The Car and the Ditch
A few weeks later, we went out again to continue our door-to-door adventures. All was going well, until we reached this gravel driveway that went up, and up, and up, until finally even the lowest gear couldn't handle the grade. So Mom got out and walked the rest of the way up to the house. When she returned, I proceeded to back down the driveway, as there was no turnout in sight. Now, I've had to back down many a driveway, and I believe I've gotten quite proficient at it. However, something happened that day. I don't know what - I just know that, in the process of trying to avoid a deep rut on the left, I must have overcorrected, and by and by I found myself hugging the muddy mountainside on my right. I maneuvered this way and that, but no matter what I tried, the tires spun us deeper into the muck.
Finally I concluded, "We're stuck." So I order Mom into the front seat, while I get out in my white denim skirt and proceed to push our little Toyota with all the strength my 90 pounds could muster. Fail. Okay, I know what to do. No problem. We'll just get those flat rocks piled beside the driveway, wedge those under the wheels and drive out. Easy! Uhh, well, actually not. That didn't work either. We had been praying all this time. I tried pushing some more, adjusted the rocks, adding more here and there. Then I stopped. Lord, I'm going to try this one more time. If you want us to get out of this mess and proceed, please get us out. But if You have a special reason for us to meet the owner of this house, then have this last effort fail also. You can probably guess what happened. FAIL! :D
So we trekked up to the top of the mountain, where we met a kind old hermit. He was very gracious, and successfully pulled us out of his muddy driveway. But as we talked together, he confided that he didn't study his Bible all that much. In fact, he was rather disgruntled with organized religion. But he agreed that it was important to follow Christ's example, doing good to others, etc. We prayed with him before we left, and shared with him Steps to Christ.

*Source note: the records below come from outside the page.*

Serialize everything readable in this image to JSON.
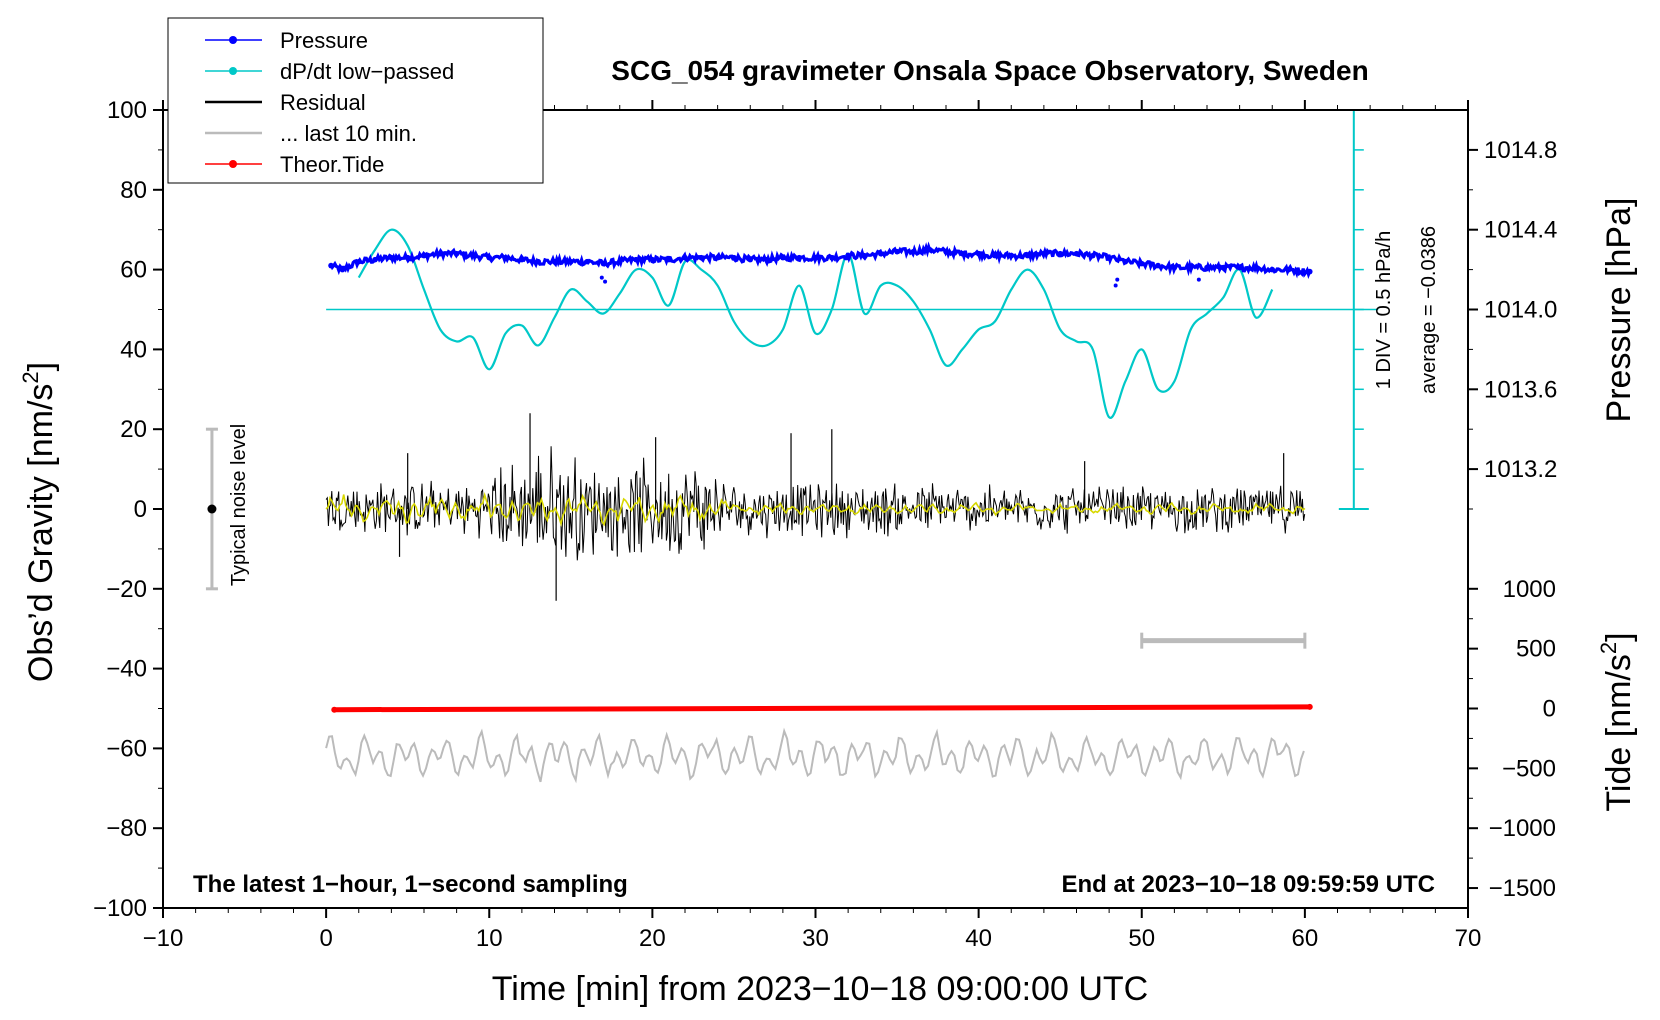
{
  "chart_data": {
    "type": "line",
    "title": "SCG_054 gravimeter Onsala Space Observatory, Sweden",
    "xlabel": "Time [min] from 2023−10−18 09:00:00 UTC",
    "ylabel": "Obs’d Gravity [nm/s",
    "ylabel_sup": "2",
    "ylabel_end": "]",
    "xlim": [
      -10,
      70
    ],
    "ylim": [
      -100,
      100
    ],
    "xticks": [
      -10,
      0,
      10,
      20,
      30,
      40,
      50,
      60,
      70
    ],
    "xtick_labels": [
      "−10",
      "0",
      "10",
      "20",
      "30",
      "40",
      "50",
      "60",
      "70"
    ],
    "yticks": [
      -100,
      -80,
      -60,
      -40,
      -20,
      0,
      20,
      40,
      60,
      80,
      100
    ],
    "ytick_labels": [
      "−100",
      "−80",
      "−60",
      "−40",
      "−20",
      "0",
      "20",
      "40",
      "60",
      "80",
      "100"
    ],
    "pressure_axis": {
      "label": "Pressure [hPa]",
      "ticks": [
        1013.2,
        1013.6,
        1014.0,
        1014.4,
        1014.8
      ],
      "tick_labels": [
        "1013.2",
        "1013.6",
        "1014.0",
        "1014.4",
        "1014.8"
      ],
      "map": {
        "value_at_y50": 1014.0,
        "hpa_per_nm": 0.02
      }
    },
    "tide_axis": {
      "label": "Tide [nm/s",
      "label_sup": "2",
      "label_end": "]",
      "ticks": [
        -1500,
        -1000,
        -500,
        0,
        500,
        1000
      ],
      "tick_labels": [
        "−1500",
        "−1000",
        "−500",
        "0",
        "500",
        "1000"
      ],
      "map": {
        "value_at_ym50": 0,
        "tide_per_nm": 33.333
      }
    },
    "legend": [
      {
        "label": "Pressure",
        "color": "#0000ff",
        "marker": true
      },
      {
        "label": "dP/dt low−passed",
        "color": "#00c8c8",
        "marker": true
      },
      {
        "label": "Residual",
        "color": "#000000",
        "marker": false
      },
      {
        "label": "... last 10 min.",
        "color": "#bbbbbb",
        "marker": false
      },
      {
        "label": "Theor.Tide",
        "color": "#ff0000",
        "marker": true
      }
    ],
    "annotations": {
      "noise_label": "Typical noise level",
      "noise_range": [
        -20,
        20
      ],
      "noise_x": -7,
      "div_label": "1 DIV = 0.5 hPa/h",
      "avg_label": "average = −0.0386",
      "div_scale_x": 63,
      "div_scale_range": [
        0,
        100
      ],
      "bottom_left": "The latest 1−hour, 1−second sampling",
      "bottom_right": "End at 2023−10−18 09:59:59 UTC",
      "last10_bar": {
        "x": [
          50,
          60
        ],
        "y": -33
      }
    },
    "series": [
      {
        "name": "Pressure",
        "color": "#0000ff",
        "x": [
          0.3,
          1,
          2,
          3,
          4,
          5,
          6,
          7,
          8,
          9,
          10,
          11,
          12,
          13,
          14,
          15,
          16,
          17,
          18,
          19,
          20,
          21,
          22,
          23,
          24,
          25,
          26,
          27,
          28,
          29,
          30,
          31,
          32,
          33,
          34,
          35,
          36,
          37,
          38,
          39,
          40,
          41,
          42,
          43,
          44,
          45,
          46,
          47,
          48,
          49,
          50,
          51,
          52,
          53,
          54,
          55,
          56,
          57,
          58,
          59,
          60.3
        ],
        "values": [
          61,
          60,
          62,
          62.5,
          63,
          63,
          63.5,
          64,
          64,
          63.5,
          63,
          63,
          62.5,
          62,
          62,
          62,
          62,
          61.5,
          62,
          62.5,
          62.5,
          62.5,
          63,
          63,
          63,
          63,
          62.5,
          62.5,
          63,
          63,
          63,
          63,
          63.5,
          63.5,
          64,
          64.5,
          64.5,
          65,
          64.5,
          64,
          64,
          63.5,
          63.5,
          63.5,
          64,
          64,
          64,
          63.5,
          63,
          62,
          61.5,
          61,
          60.5,
          60.5,
          60.5,
          60.5,
          60.5,
          60.5,
          60,
          60,
          59.5
        ]
      },
      {
        "name": "dP/dt low-passed",
        "color": "#00c8c8",
        "x": [
          2,
          3,
          4,
          5,
          6,
          7,
          8,
          9,
          10,
          11,
          12,
          13,
          14,
          15,
          16,
          17,
          18,
          19,
          20,
          21,
          22,
          23,
          24,
          25,
          26,
          27,
          28,
          29,
          30,
          31,
          32,
          33,
          34,
          35,
          36,
          37,
          38,
          39,
          40,
          41,
          42,
          43,
          44,
          45,
          46,
          47,
          48,
          49,
          50,
          51,
          52,
          53,
          54,
          55,
          56,
          57,
          58
        ],
        "values": [
          58,
          65,
          70,
          66,
          55,
          45,
          42,
          43,
          35,
          44,
          46,
          41,
          48,
          55,
          52,
          49,
          54,
          60,
          58,
          51,
          62,
          60,
          56,
          47,
          42,
          41,
          45,
          56,
          44,
          50,
          64,
          49,
          56,
          56,
          52,
          45,
          36,
          40,
          45,
          47,
          55,
          60,
          55,
          45,
          42,
          40,
          23,
          32,
          40,
          30,
          32,
          45,
          49,
          53,
          60,
          48,
          55
        ]
      },
      {
        "name": "Theor.Tide",
        "color": "#ff0000",
        "x": [
          0.5,
          60.3
        ],
        "values": [
          -50.3,
          -49.6
        ]
      }
    ]
  }
}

These experiences reminded me of Paul's account of his missionary experiences:
"Of the Jews five times received I forty stripes save one. Thrice was I beaten with rods, once was I stoned, thrice I suffered shipwreck, a night and a day have I been in the deep, in journeyings often, in perils of waters, in perils of robbers, in perils by mine own countrymen, in perils by the heathen, in perils in the city, in perils in the wilderness, in perils in the sea, in perils among false brethren, in weariness and painfulness, in watchings often, in hunger and thirst, in fastings often, in cold and nakedness." (2 Cor. 11:24-27)And yet, he didn't complain. He penned the words to the Philippians, "Rejoice in the Lord always, and again I say rejoice." Having gone through our own small trials of dog bites and a car in the ditch - which "delayed" us from the Lord's work - Mom and I are starting to see why Paul could rejoice even in trials. You see, really, those trials were God's blessings in disguise. They weren't really delays - they were keys to building friendships, chances to minister to souls, who might never have listened if we hadn't shared that bond of working through difficulties together. God always knows what He's doing, and what a blessing to be His instruments, his servants, even if we have to suffer a little in the process. Because really, what is the price of a soul? Is it worth a dog bite? Is it worth a muddy white skirt? I say far, far more. For Christ, it was worth leaving paradise. It was worth even life itself - just to save one soul. Just to save you; just to save me. How can I complain?